The third part of the thesis considers two quality of service (QoS) transceiver design problems for flat MIMO broadcast channels. The first one is the power minimization problem (min-power) with a total bitrate constraint and per-stream BER constraints. The second problem is the rate maximization problem (max-rate) with a total transmit power constraint and per-stream BER constraints. Exploiting a particular class of joint triangularization (JT), we are able to jointly optimize the bit allocation and the broadcast DFE transceiver for the min-power and max-rate problems. The resulting optimal designs are called the minimum power JT broadcast DFE transceiver (MPJT) and maximum rate JT broadcast DFE transceiver (MRJT), respectively. In addition to the optimal designs, two suboptimal designs based on QR decomposition are proposed. They are realizable for arbitrary number of users.

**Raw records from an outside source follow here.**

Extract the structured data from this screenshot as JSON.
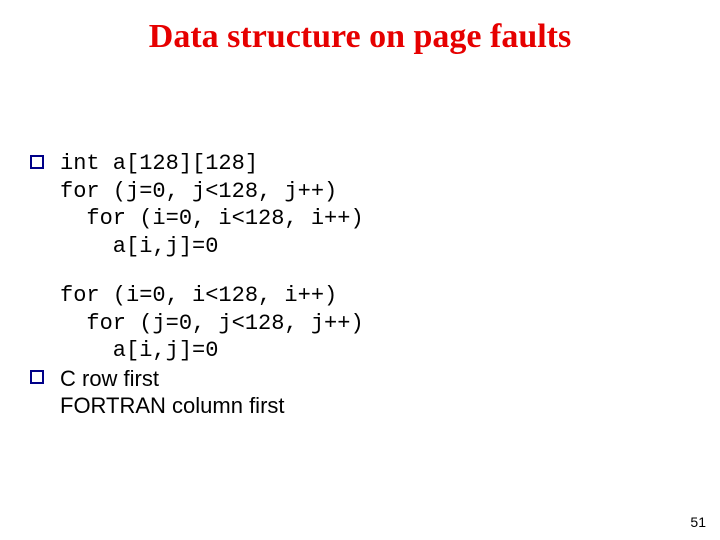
{
  "title": "Data structure on page faults",
  "page_number": "51",
  "blocks": {
    "code1": {
      "line1": "int a[128][128]",
      "line2": "for (j=0, j<128, j++)",
      "line3": "  for (i=0, i<128, i++)",
      "line4": "    a[i,j]=0"
    },
    "code2": {
      "line1": "for (i=0, i<128, i++)",
      "line2": "  for (j=0, j<128, j++)",
      "line3": "    a[i,j]=0"
    },
    "note": {
      "line1": "C row first",
      "line2": "FORTRAN column first"
    }
  }
}
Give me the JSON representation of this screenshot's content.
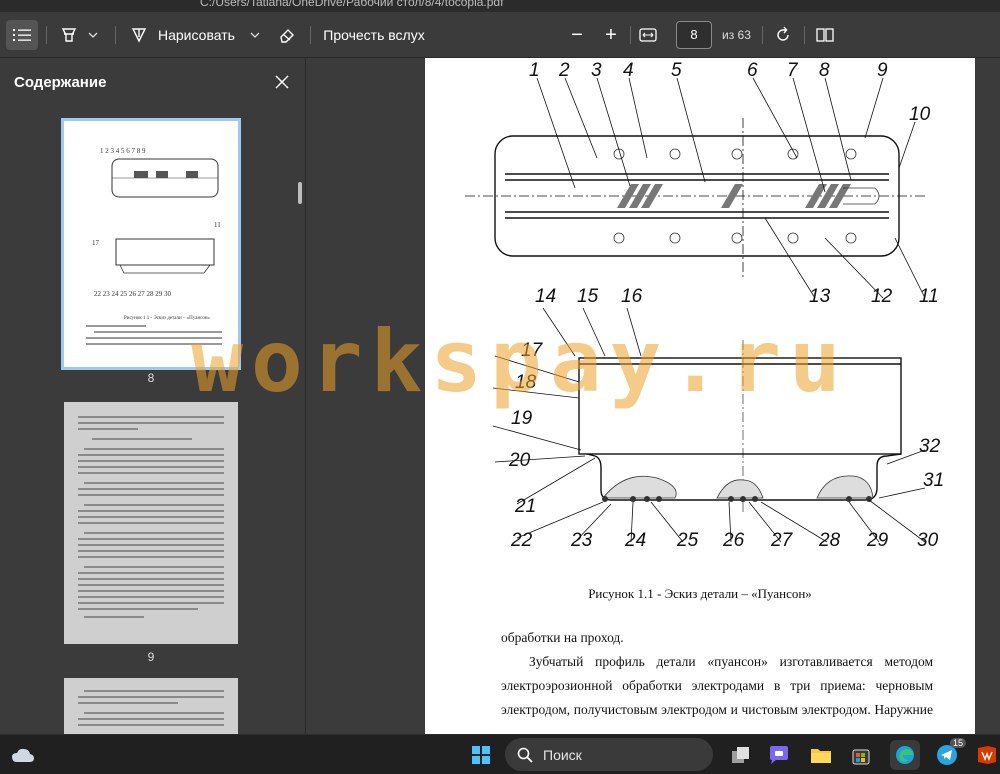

Finally, we investigate the design of a discrete Fourier transform (DFT) modulated filterbank transceiver (DFT-FBT) with LTV scalar channels. For both cases with known LTV channels and unknown wide sense stationary uncorrelated scattering (WSSUS) statistical channels, we show how to optimize the transmitting and receiving prototypes of a DFT-FBT such that the SINR at the receiver is maximized. Also, a novel pilot-aided subspace channel estimation algorithm is proposed for the orthogonal frequency division multiplexing (OFDM) systems with quasi-stationary multi-path Rayleigh fading channels. Using the concept of a difference co-array, the new technique can construct M^2 co-pilots from M physical pilot tones with alternating pilot placement. Subspace methods, such as MUSIC and ESPRIT, can be used to estimate the multipath delays and the number of identifiable paths is up to O(M^2), theoretically. With the delay information, a MMSE estimator for frequency response is derived. It is shown through simulations that the proposed method outperforms the conventional subspace channel estimator when the number of multipaths is greater than or equal to the number of physical pilots minus one.